A vueltas con… las retribuciones de trabajadores desplazados o expatriados

La expansión de las empresas hacia nuevos mercados exteriores, acelerada por la larga crisis económica interna que nos ha tocado estos últimos años, ha provocado que una situación antes reservada a funcionarios en misiones en el extranjero, trabajadores de instituciones internacionales, marinos, y otros grupos reducidos de trabajadores, tenga lugar ahora de manera frecuente en gran número de empresas grandes y medianas, e incluso afecta ya a pequeñas empresas que inician su salida al exterior, normalmente acompañando a sus grandes clientes en su crecimiento en el mercado exterior.
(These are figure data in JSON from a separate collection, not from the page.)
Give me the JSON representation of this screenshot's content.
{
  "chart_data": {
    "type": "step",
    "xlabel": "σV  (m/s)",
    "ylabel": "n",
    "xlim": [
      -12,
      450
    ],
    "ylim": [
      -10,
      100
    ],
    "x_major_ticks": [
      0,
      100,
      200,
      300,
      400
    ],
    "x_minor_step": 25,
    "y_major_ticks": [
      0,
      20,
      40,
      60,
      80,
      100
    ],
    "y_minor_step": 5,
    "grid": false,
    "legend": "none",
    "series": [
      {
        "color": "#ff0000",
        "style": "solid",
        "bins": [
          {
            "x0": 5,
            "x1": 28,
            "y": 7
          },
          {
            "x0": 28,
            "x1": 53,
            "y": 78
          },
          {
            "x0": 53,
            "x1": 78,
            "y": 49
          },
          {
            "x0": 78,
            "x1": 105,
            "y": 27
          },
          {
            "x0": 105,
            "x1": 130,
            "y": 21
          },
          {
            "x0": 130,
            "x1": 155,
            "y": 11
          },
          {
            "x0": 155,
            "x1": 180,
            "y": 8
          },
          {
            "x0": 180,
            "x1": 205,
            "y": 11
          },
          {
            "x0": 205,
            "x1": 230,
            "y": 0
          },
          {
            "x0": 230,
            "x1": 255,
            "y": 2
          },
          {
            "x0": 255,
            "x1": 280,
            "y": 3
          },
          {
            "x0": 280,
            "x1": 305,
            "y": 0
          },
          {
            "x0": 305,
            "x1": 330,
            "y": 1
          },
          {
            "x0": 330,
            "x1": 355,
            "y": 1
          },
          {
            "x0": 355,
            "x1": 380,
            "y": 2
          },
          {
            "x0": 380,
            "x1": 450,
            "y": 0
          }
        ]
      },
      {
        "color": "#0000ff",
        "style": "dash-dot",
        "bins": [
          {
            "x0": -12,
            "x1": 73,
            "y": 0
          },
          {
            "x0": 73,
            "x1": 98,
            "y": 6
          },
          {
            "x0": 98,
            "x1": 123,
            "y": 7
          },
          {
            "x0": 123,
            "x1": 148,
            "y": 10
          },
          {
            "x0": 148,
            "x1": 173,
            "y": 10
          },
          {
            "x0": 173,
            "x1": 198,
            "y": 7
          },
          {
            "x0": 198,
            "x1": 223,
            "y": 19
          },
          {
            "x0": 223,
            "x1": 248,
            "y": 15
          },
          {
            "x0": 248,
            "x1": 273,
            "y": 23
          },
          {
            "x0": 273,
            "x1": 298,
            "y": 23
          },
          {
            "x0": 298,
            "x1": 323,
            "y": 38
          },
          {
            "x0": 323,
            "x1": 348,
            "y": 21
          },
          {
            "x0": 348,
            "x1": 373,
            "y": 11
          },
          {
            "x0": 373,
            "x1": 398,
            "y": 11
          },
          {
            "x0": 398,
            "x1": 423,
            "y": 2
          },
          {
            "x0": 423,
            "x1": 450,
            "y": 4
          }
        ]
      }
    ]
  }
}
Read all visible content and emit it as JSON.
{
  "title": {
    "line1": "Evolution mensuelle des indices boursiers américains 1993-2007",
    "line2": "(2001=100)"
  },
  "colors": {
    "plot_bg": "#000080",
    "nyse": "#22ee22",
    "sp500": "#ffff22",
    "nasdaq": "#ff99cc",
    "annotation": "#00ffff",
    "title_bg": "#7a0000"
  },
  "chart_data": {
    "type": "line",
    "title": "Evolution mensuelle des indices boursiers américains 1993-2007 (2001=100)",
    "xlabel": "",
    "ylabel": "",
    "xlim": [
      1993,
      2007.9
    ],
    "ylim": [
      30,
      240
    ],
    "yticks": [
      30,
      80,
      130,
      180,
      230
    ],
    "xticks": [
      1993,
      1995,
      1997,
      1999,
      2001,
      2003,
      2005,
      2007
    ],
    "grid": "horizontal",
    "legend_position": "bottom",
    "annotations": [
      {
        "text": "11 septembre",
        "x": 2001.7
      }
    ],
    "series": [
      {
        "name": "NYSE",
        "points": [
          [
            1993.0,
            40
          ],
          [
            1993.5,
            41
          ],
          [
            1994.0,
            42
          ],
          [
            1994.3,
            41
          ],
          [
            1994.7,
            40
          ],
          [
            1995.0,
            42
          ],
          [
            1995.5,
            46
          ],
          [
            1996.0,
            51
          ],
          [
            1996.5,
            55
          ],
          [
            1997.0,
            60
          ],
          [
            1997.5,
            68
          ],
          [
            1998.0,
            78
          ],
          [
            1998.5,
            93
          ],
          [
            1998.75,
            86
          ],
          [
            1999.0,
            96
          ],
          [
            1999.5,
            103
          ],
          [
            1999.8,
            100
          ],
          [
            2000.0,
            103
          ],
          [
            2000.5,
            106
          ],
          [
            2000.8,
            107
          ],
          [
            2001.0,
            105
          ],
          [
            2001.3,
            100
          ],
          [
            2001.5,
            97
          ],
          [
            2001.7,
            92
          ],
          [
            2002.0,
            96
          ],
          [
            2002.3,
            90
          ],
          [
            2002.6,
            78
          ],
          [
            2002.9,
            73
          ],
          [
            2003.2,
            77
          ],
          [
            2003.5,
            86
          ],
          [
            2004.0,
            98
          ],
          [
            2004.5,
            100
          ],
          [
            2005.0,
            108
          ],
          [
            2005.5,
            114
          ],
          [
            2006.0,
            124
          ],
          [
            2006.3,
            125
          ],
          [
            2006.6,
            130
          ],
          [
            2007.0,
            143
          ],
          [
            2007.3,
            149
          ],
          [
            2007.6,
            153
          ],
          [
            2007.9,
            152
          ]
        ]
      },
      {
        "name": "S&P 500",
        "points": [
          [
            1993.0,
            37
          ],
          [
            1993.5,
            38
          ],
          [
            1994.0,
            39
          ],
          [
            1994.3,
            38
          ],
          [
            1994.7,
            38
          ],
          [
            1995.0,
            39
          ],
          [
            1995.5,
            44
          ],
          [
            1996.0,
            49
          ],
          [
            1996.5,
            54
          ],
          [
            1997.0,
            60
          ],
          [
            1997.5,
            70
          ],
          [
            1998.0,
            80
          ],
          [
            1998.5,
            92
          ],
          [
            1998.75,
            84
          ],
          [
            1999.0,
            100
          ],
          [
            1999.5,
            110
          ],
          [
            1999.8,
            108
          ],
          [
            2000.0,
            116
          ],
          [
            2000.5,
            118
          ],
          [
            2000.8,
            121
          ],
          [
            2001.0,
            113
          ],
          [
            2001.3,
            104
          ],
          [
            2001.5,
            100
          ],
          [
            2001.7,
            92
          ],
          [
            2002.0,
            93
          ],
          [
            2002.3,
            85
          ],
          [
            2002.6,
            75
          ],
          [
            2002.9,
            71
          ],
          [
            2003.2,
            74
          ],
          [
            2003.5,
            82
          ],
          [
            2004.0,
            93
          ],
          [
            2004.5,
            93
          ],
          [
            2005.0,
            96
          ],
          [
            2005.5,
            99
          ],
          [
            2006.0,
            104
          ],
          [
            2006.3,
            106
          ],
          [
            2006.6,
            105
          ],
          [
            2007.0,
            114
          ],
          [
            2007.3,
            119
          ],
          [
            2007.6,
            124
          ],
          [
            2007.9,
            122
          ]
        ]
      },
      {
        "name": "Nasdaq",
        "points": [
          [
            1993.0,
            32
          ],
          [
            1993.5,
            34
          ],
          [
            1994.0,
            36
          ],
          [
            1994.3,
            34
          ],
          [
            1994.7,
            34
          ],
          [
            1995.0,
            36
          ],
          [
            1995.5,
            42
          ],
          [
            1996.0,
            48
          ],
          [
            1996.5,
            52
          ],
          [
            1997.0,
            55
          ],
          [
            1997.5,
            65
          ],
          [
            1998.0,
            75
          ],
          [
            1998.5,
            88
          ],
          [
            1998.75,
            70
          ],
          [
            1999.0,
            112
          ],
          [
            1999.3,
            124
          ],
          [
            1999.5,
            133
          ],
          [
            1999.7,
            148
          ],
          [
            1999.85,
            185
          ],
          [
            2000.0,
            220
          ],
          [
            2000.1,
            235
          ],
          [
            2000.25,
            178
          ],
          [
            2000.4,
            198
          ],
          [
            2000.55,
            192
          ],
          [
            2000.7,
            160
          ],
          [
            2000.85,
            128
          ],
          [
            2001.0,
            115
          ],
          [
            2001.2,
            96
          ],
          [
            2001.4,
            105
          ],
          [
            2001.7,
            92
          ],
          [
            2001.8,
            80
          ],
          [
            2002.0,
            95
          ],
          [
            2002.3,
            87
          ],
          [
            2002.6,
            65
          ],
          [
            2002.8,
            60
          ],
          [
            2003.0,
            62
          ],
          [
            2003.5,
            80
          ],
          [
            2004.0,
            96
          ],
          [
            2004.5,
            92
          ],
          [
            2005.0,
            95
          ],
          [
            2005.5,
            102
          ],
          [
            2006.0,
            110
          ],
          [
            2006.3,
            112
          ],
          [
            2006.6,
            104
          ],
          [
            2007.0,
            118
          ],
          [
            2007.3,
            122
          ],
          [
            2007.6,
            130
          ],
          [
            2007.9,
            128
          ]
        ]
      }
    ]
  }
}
Hoy me voy a referir exclusivamente a determinados aspectos fiscales que afectan a la retribución de los trabajadores de empresas radicadas en España que, con motivo de encargos que reciben en el exterior, se ven obligadas a desplazar a sus trabajadores al extranjero para acometer en destino dichos trabajos.

La ley del IRPF prevé ciertas ventajas fiscales a los trabajadores que se desplazan al extranjero sin perder la residencia fiscal en España, a fin de favorecer la salida al exterior de las empresas españolas y su competitividad en esos mercados.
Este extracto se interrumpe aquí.